WF-072: Database Backup Flow

Priority: P0 (Critical) | Phase: Phase 1D - Security & Operations | Effort: 12 hours

Overview

Automated daily PostgreSQL snapshot at 2am UTC, weekly restore testing (Mondays), 30-day retention with automatic cleanup, and Slack reporting.
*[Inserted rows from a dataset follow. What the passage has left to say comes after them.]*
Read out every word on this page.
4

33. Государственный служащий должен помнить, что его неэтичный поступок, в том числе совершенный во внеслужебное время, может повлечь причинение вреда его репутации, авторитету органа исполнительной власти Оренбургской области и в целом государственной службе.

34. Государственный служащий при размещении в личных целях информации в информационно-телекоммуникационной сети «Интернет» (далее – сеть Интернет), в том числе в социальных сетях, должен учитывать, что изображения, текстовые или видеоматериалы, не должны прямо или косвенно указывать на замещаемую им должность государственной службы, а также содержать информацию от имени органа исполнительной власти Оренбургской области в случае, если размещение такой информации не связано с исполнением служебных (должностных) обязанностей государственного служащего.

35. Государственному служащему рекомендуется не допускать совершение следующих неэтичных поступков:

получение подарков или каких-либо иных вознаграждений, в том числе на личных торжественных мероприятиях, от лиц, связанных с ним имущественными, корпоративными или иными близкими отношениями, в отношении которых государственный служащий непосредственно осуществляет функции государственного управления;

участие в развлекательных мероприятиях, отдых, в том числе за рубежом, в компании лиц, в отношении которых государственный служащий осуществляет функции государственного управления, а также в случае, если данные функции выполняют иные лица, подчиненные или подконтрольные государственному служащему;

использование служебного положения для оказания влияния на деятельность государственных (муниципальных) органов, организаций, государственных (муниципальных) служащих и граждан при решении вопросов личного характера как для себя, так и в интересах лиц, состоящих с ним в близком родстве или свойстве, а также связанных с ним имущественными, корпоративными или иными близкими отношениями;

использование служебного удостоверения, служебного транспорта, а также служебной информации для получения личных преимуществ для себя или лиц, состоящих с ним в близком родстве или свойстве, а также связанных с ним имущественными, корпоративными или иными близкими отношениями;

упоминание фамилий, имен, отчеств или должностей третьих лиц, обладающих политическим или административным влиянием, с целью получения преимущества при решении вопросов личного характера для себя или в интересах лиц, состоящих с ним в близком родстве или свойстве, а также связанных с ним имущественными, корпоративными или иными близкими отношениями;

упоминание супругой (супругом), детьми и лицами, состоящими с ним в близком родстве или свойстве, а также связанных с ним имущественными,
Trigger: Scheduled (daily 2am UTC) | Duration: ~10-15 minutes

Flow

  1. Create GCP Cloud SQL snapshot (automated backup)
  2. Poll backup status (max 10 min timeout)
  3. If successful:
    • Weekly (Monday): Test restore to test instance
    • List all backups
    • Identify backups > 30 days old
    • Delete old backups
    • Log backup success
    • Report to Slack
  4. If failed: Alert ops team via Slack

Backup Strategy

  • Frequency: Daily at 2am UTC
  • Retention: 30 days
  • Restore Testing: Weekly (every Monday)
  • Verification: Automated restore test to separate instance
  • Storage: GCP Cloud SQL managed backups (replicated cross-region)

Business Impact

  • RTO (Recovery Time Objective): < 2 hours
  • RPO (Recovery Point Objective): < 24 hours
  • Restore Success Rate: 100% (tested weekly)
  • Storage Cost: ~$50/month (30 days × 50GB avg)

Testing

  • Daily backup executes at 2am UTC
  • Backup completes successfully
  • Weekly restore test works (Monday)
  • Old backups deleted (> 30 days)
  • Success reported to Slack
  • Failure alerts sent to ops team
  • Backup log updated

Status: ✅ Ready for Implementation